Description Minus Explanation

Where scientific knowledge is concerned, it is well to remind ourselves occasionally that description isn’t explanation—and that, therefore, all explanations (except for the most crudely mechanical that we can actually observe) are products of our own minds. Descartes (1596-1650) still tried to explain physical phenomena mechanically—but to do so he had to rely on supertiny invisible physical particles that completely filled the cosmos—and thus such things as gravity, the orbit of planets, the lightness of air, objects falling to the grounds, etc. all had their explanation in the relative motion (“agitation”) of invisible particles. Descartes’ vortex theory powerfully reminds me of the atomism of Lucretius (99-55 BC).  Descartes’ contemporary, Galileo (1564-1642), introduced the modern way—description. To be sure, the description had to be mathematical, thus based on measurement and observation. But while this approach is very fruitful for the manipulation of matter, it explains nothing at all. It’s an old, old problem, to be sure. The ancients had problems giving an account of motion. Calling what lies behind it “force,” is nice—because it is a different word—but nobody has ever seen force. Gravity has no explanation either. Description without explanation has a peculiar character if, say, we applied it to history.

In 1934 in Germany a man named Adolf Hitler rose to prominence.
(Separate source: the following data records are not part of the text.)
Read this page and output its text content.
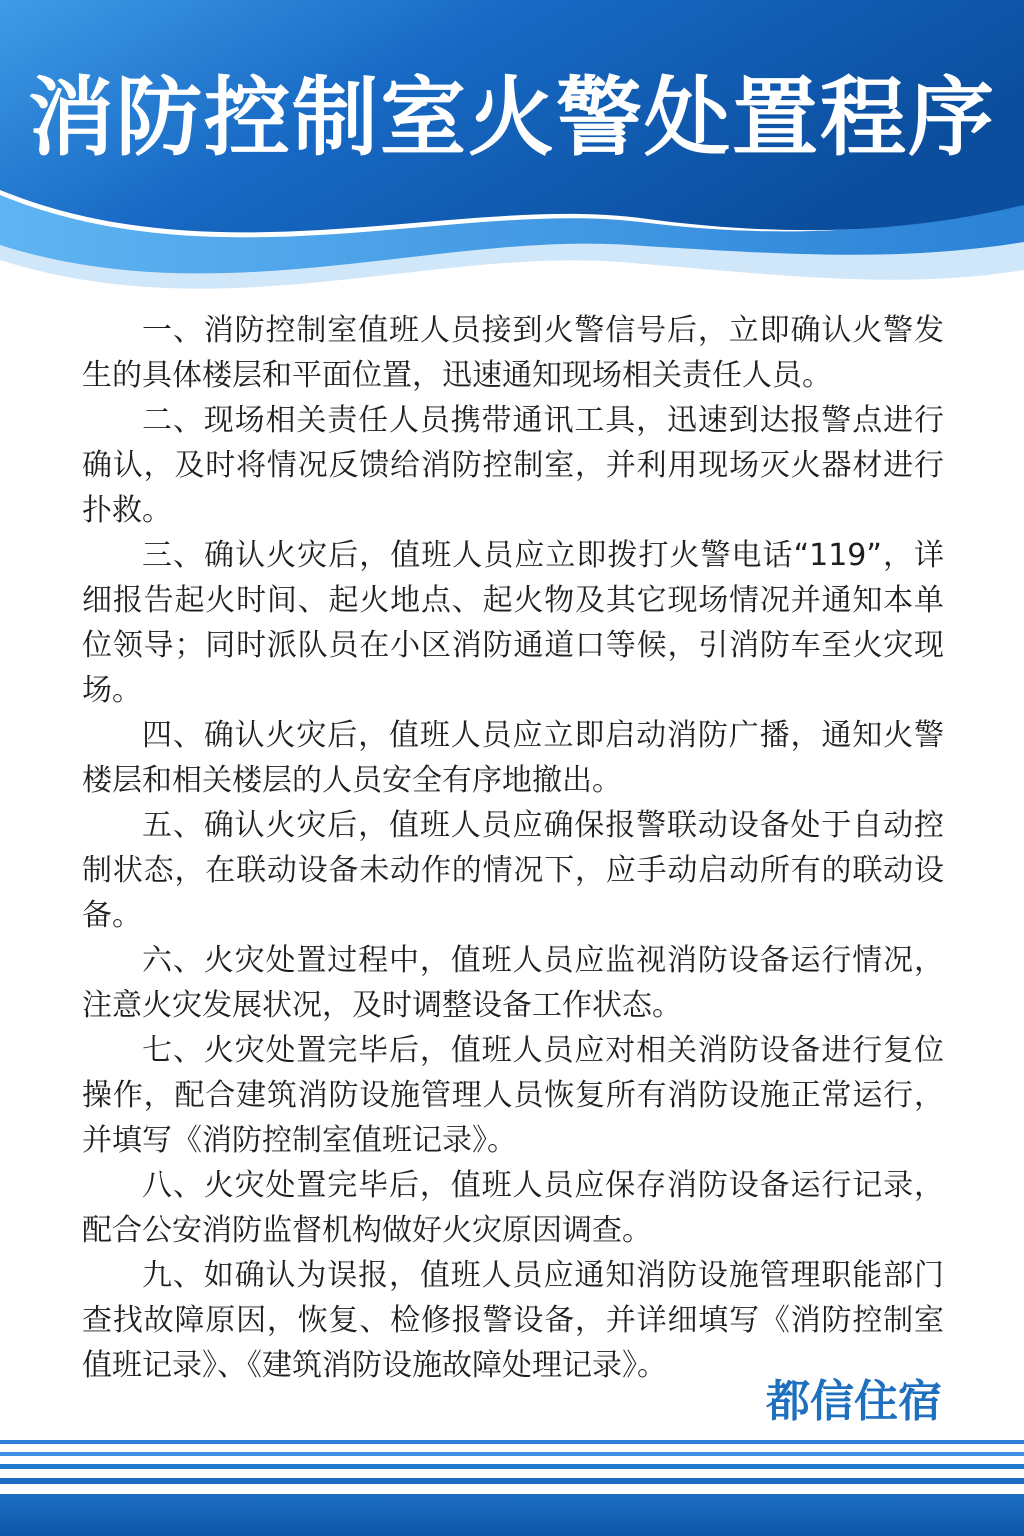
消防控制室火警处置程序

一、消防控制室值班人员接到火警信号后，立即确认火警发生的具体楼层和平面位置，迅速通知现场相关责任人员。

二、现场相关责任人员携带通讯工具，迅速到达报警点进行确认，及时将情况反馈给消防控制室，并利用现场灭火器材进行扑救。

三、确认火灾后，值班人员应立即拨打火警电话“119”，详细报告起火时间、起火地点、起火物及其它现场情况并通知本单位领导；同时派队员在小区消防通道口等候，引消防车至火灾现场。

四、确认火灾后，值班人员应立即启动消防广播，通知火警楼层和相关楼层的人员安全有序地撤出。

五、确认火灾后，值班人员应确保报警联动设备处于自动控制状态，在联动设备未动作的情况下，应手动启动所有的联动设备。

六、火灾处置过程中，值班人员应监视消防设备运行情况，注意火灾发展状况，及时调整设备工作状态。

七、火灾处置完毕后，值班人员应对相关消防设备进行复位操作，配合建筑消防设施管理人员恢复所有消防设施正常运行，并填写《消防控制室值班记录》。

八、火灾处置完毕后，值班人员应保存消防设备运行记录，配合公安消防监督机构做好火灾原因调查。

九、如确认为误报，值班人员应通知消防设施管理职能部门查找故障原因，恢复、检修报警设备，并详细填写《消防控制室值班记录》、《建筑消防设施故障处理记录》。

都信住宿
Thereafter his uniformed followers marched about and raised their right hands, palms stiff out, and shouted Heil Hitler. His armed forces crossed borders and did damage to other organized forces and herded civilians in certain quarters into camps. This in turn led to many other regions to dress males in uniforms and to move steel objects about, some lifting themselves in the air and dropping smaller objects that, falling, came apart and did much damage. Eventually these other forces crossed the borders of Germany until Adolf Hitler disappeared…

Something’s missing here. Something is also missing in cosmologies based strictly on the description of the behavior of matter—and something called energy that we all know but have never actually beheld.